Thich Nhat Hanh is one of those people who should be more famous. I’m not sure I can blame the American media for this. It seems to be his choice. I have mentioned him before. Recently he has discovered social networking and begun to put his talks on the Internet. After following this link, you can click on the “Plum Village Online Monastery” and find lots more. This link is not representative. I wanted to talk about one of his answers to the children’s questions.
First, who is he? He has been a Buddhist monk since 1949. In the 1960’s he worked to rebuild bombed villages in Vietnam. He travelled to the U.S. and urged the government to get out of his country. He influenced Martin Luther King, Jr. as heard in something else that should be more famous, his speech at Riverside Church. I won’t attempt to explain his theology. As with any theology it contains its own vocabulary and symbolism that can seem circular in short summaries.
What happens in the link video explains enough. These are questions from children who have just completed a retreat on his teachings. The giggles and gasps are typical when children ask their innocent but also unfiltered and direct questions of the master. I really like his practice of having questioners take a few breaths first and again after the question is asked. Such a relief from the news and talk shows of the West or even casual conversation where we expect instant answers and brief but well thought out statements.
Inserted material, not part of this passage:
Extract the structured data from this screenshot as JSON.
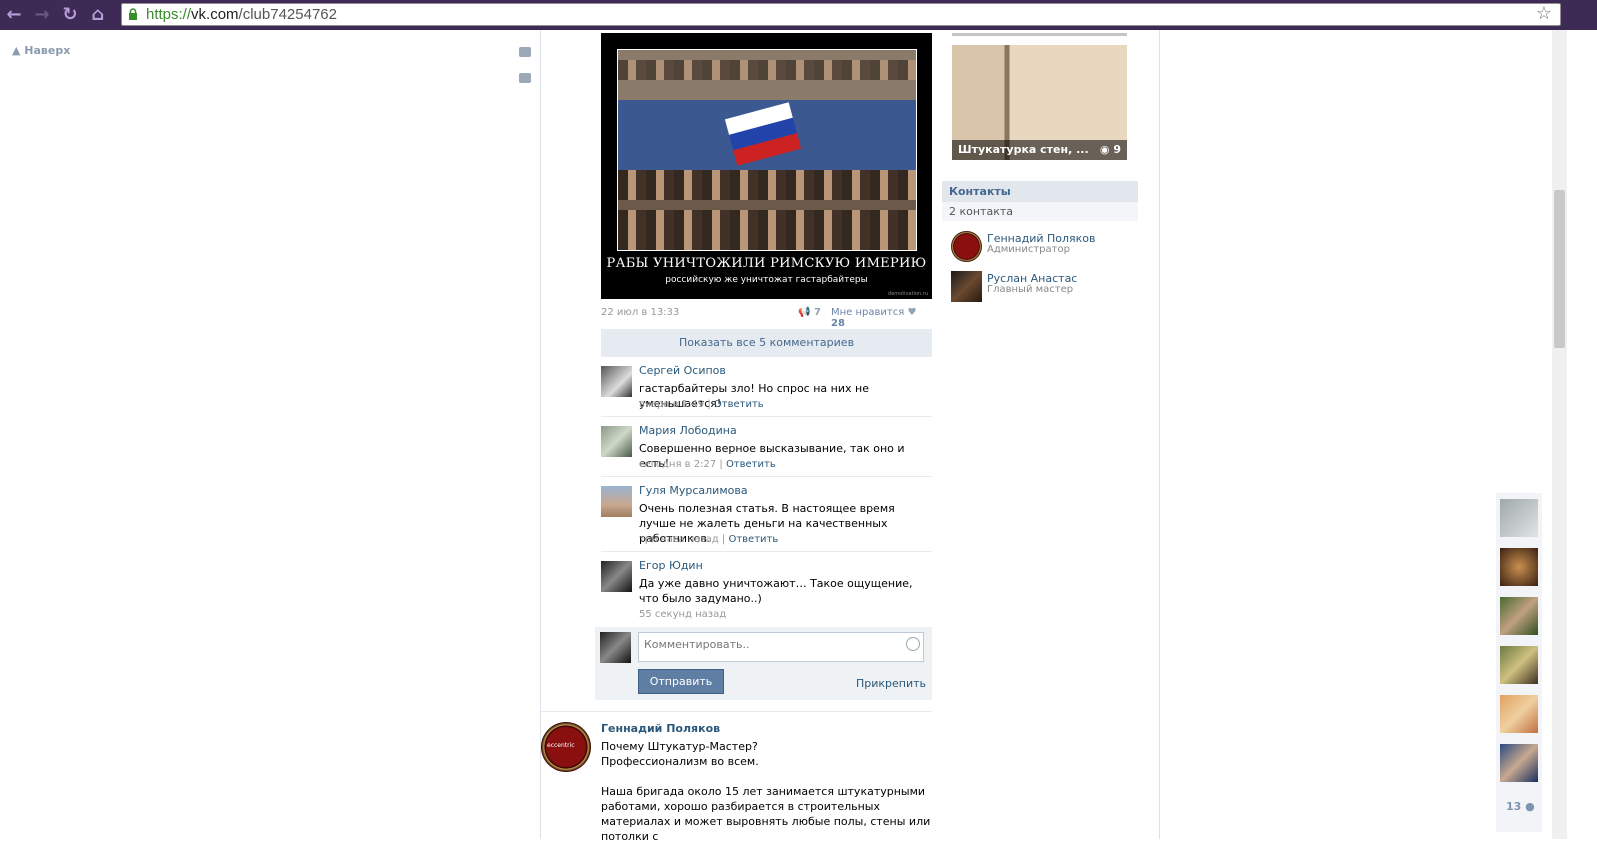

The third questioner (about 25 minutes in) is a bit reluctant as kids often are and he has to be translated through a whisper to his mother as well as across the language barrier. He has just had some training and education and was probably told that it would make him wiser or smarter. He is asking about just what was it that he learned. What is it that makes him so smart and so wise.
Thich Nhat Hahn almost appears stumped, but this is his usual slow and thoughtful way of responding. In the answer he refers to himself in the third person, using a nickname form of his name. The answer is “…nothing special, Thay has no special talent.” And, “…if you want to practice, then you can do it.” The compassion in his face as he looks in the boy’s eyes demonstrates his sincerity. The laughter shows a bit of relief from the audience when Thay says, “Thank you! Good question!”
The next question, “Why do we have homework?” is the perfect ice breaker after that, and Hahn, “This question is too difficult for Thay. I will have my brother answer it.”
While looking for this video, I found another blog that has a similar answer from the Dalai Lama. I couldn’t find anything like this from the three major monotheisms.